The Justice Department just unveiled an 18 count indictment against WikiLeaks founder Julian Assange for his role in eliciting classified documents that exposed U.S. government sources in the Middle East. You can read the full indictment below.
John Demers, the head of the Justice Department’s National Security Division, said that Assange published a “narrow subset” of documents that revealed the identity of sources in Afghanistan and Iraq. Demers said that no “responsible” journalist would have published these documents.
“The department takes seriously the role of journalists in our democracy and we thank you for it,” Demers said. “It has not and never has been the department’s policy to target them for reporting. But Julian Assange is no journalist.”
Wikileaks responded on Twitter: “This is madness. It is the end of national security journalism and the first amendment.”
This is madness. It is the end of national security journalism and the first amendment. https://t.co/wlhsmsenFw
— WikiLeaks (@wikileaks) May 23, 2019
The superseding indictment just unsealed against Julian Assange is exactly what the first indictment wasn't:
17 of the 18 charges are for violating the Espionage Act, under which there's never previously been a successful prosecution of a third party (as opposed to the leaker). pic.twitter.com/xobXJpavXU
— Steve Vladeck (@steve_vladeck) May 23, 2019
As I predicted, DOJ added many additional charges against Julian Assange.

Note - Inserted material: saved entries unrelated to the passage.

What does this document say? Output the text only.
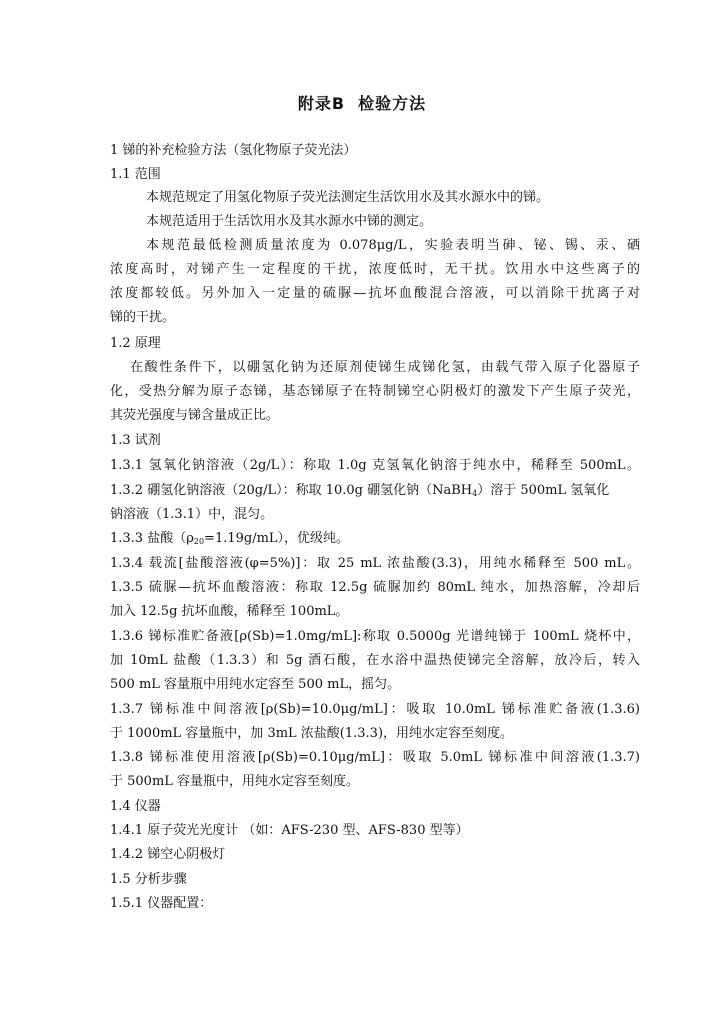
附录B  检验方法
1 锑的补充检验方法（氢化物原子荧光法）
1.1 范围
本规范规定了用氢化物原子荧光法测定生活饮用水及其水源水中的锑。
本规范适用于生活饮用水及其水源水中锑的测定。
本规范最低检测质量浓度为 0.078μg/L，实验表明当砷、铋、锡、汞、硒
浓度高时，对锑产生一定程度的干扰，浓度低时，无干扰。饮用水中这些离子的
浓度都较低。另外加入一定量的硫脲—抗坏血酸混合溶液，可以消除干扰离子对
锑的干扰。
1.2 原理
在酸性条件下，以硼氢化钠为还原剂使锑生成锑化氢，由载气带入原子化器原子
化，受热分解为原子态锑，基态锑原子在特制锑空心阴极灯的激发下产生原子荧光，
其荧光强度与锑含量成正比。
1.3 试剂
1.3.1 氢氧化钠溶液（2g/L）：称取 1.0g 克氢氧化钠溶于纯水中，稀释至 500mL。
1.3.2 硼氢化钠溶液（20g/L）：称取 10.0g 硼氢化钠（NaBH$_4$）溶于 500mL 氢氧化
钠溶液（1.3.1）中，混匀。
1.3.3 盐酸$(\rho_{20}=1.19g/mL)$，优级纯。
1.3.4 载流[盐酸溶液(φ=5%)]：取 25 mL 浓盐酸(3.3)，用纯水稀释至 500 mL。
1.3.5 硫脲—抗坏血酸溶液：称取 12.5g 硫脲加约 80mL 纯水，加热溶解，冷却后
加入 12.5g 抗坏血酸，稀释至 100mL。
1.3.6 锑标准贮备液[ρ(Sb)=1.0mg/mL]:称取 0.5000g 光谱纯锑于 100mL 烧杯中，
加 10mL 盐酸（1.3.3）和 5g 酒石酸，在水浴中温热使锑完全溶解，放冷后，转入
500 mL 容量瓶中用纯水定容至 500 mL，摇匀。
1.3.7 锑标准中间溶液[ρ(Sb)=10.0μg/mL]：吸取 10.0mL 锑标准贮备液(1.3.6)
于 1000mL 容量瓶中，加 3mL 浓盐酸(1.3.3)，用纯水定容至刻度。
1.3.8 锑标准使用溶液[ρ(Sb)=0.10μg/mL]：吸取 5.0mL 锑标准中间溶液(1.3.7)
于 500mL 容量瓶中，用纯水定容至刻度。
1.4 仪器
1.4.1 原子荧光光度计 （如：AFS-230 型、AFS-830 型等）
1.4.2 锑空心阴极灯
1.5 分析步骤
1.5.1 仪器配置：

Their initial charge was risky and had evidentiary issues, given that Assange's alleged co-conspirator is unwilling to cooperate with DOJ.
I expect DOJ to use this new leverage to push him to plead guilty. https://t.co/QZZAlRKmgI
— Renato Mariotti (@renato_mariotti) May 23, 2019
This indictment comes after Assange was indicted in April on one count of conspiracy to commit computer intrusion for his role in Chelsea Manning‘s leaking of thousands of highly sensitive government documents in 2010. The main allegation in that indictment is that in March 2010, “Assange agreed to assist Manning in cracking a password stored on United States Department of Defense Computers connected to the Secret Internet Protocol Network,” which is used to handle classified documents. This agreement happened after Manning had already given WikiLeaks hundreds of thousands of documents.
There were hints that the government was seeking new charges against Assange when Manning was served with a subpoena for her testimony against Assange. Assange allegedly helped Manning hack government computers, tried to hide Manning’s role in leaks, and encouraged her continue leaking. Last week, Chelsea Manning was jailed for refusing to comply with the subpoena.